Following disruption of the adhesive interactions mediating stem cell retention in the bone marrow niche, HSPCs must transit from the bone marrow parenchyma through the endothelium and into the sinusoids, where they are temporarily retained until their release into the general circulation. Relatively little is known about the physiologic mechanisms that govern the egress of HSPCs into the blood. Recent investigations have unveiled a role for the sphingosine-1-phosphate receptor 1 (SIP₁) in mobilizing HSPCs from the BM under steady state conditions and following CXCR4 antagonist mediated mobilization.^234–236 Receptors for sphingosine-1-phosphate (S1P) are present on human CD34⁺ HSPCs and mediate their chemotactic response towards S1P as well as S1P-induced upregulation of integrins.^236–240 Although controversial, a shifted balance between intra- and extra-BM S1P might therefore play a role on HSPC mobilization into the peripheral blood. Interestingly, administration of a S1P₁ agonist, SEW2871, enhanced plerixafor-mediated mobilization.²³⁵ These data imply that S1P receptors, particularly S1P₁, regulate the egress of HSPCs from the bone marrow.

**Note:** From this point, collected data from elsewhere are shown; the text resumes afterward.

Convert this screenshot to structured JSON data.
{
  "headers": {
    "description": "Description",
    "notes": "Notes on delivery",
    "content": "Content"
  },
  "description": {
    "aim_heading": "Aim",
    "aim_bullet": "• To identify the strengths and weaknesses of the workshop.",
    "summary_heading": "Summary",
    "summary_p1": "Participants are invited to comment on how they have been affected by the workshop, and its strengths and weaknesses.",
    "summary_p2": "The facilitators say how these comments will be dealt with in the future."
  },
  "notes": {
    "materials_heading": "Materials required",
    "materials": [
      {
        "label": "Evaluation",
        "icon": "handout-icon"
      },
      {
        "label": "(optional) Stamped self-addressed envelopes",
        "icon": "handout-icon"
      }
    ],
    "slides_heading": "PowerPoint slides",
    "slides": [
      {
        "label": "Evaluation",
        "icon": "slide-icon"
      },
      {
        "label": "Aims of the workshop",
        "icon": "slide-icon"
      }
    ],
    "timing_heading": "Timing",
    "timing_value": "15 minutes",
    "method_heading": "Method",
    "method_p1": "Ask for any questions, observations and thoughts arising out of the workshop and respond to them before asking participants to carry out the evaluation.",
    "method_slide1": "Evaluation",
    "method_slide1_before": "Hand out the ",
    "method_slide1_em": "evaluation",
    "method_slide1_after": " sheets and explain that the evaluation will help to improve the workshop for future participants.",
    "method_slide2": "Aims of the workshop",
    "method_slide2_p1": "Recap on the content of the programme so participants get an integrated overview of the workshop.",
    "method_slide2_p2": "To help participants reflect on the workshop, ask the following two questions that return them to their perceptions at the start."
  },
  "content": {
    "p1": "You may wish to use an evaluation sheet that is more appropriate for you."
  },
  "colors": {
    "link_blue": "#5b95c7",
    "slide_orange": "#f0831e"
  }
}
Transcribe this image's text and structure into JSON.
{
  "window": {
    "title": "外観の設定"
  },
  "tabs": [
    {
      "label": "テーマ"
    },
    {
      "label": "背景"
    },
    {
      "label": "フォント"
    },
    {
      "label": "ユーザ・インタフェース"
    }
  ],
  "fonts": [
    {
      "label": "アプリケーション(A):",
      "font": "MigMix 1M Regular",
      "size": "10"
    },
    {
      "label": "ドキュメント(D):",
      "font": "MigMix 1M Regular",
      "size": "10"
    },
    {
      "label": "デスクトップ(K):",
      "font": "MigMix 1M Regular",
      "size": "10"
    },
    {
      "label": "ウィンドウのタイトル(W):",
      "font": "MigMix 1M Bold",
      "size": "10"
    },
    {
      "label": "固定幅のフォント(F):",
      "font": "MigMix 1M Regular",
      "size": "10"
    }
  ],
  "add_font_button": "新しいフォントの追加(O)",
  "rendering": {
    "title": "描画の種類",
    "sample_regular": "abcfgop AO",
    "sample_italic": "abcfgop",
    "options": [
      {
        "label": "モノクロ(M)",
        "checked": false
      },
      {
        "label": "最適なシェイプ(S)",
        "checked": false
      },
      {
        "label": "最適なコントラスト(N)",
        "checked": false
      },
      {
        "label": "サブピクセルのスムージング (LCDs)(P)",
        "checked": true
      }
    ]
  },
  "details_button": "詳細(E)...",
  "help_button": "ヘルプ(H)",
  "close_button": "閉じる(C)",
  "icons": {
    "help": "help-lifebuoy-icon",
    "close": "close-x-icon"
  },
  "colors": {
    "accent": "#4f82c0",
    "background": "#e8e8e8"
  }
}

Finally, CXCR4 and VLA-4 inhibitors are likely to find important uses beyond hematopoietic stem cell mobilization. CXCR4 inhibitors may function as therapeutic agents in cancer therapy as anti-metastatic or chemosensitization agents^241–245, as well as in inflammation and tissue repair.^246–253 Furthermore, several studies have indicated an important role of VLA-4 in cell adhesion-mediated inflammatory pathologies including asthma, multiple sclerosis (MS), rheumatoid arthritis (RA), atherosclerosis, and inflammatory bowel disease (IBD).^208–210 Specific orally available small molecule inhibitors of the VLA-4 interaction with its ligands would thus be expected to be of therapeutic benefit.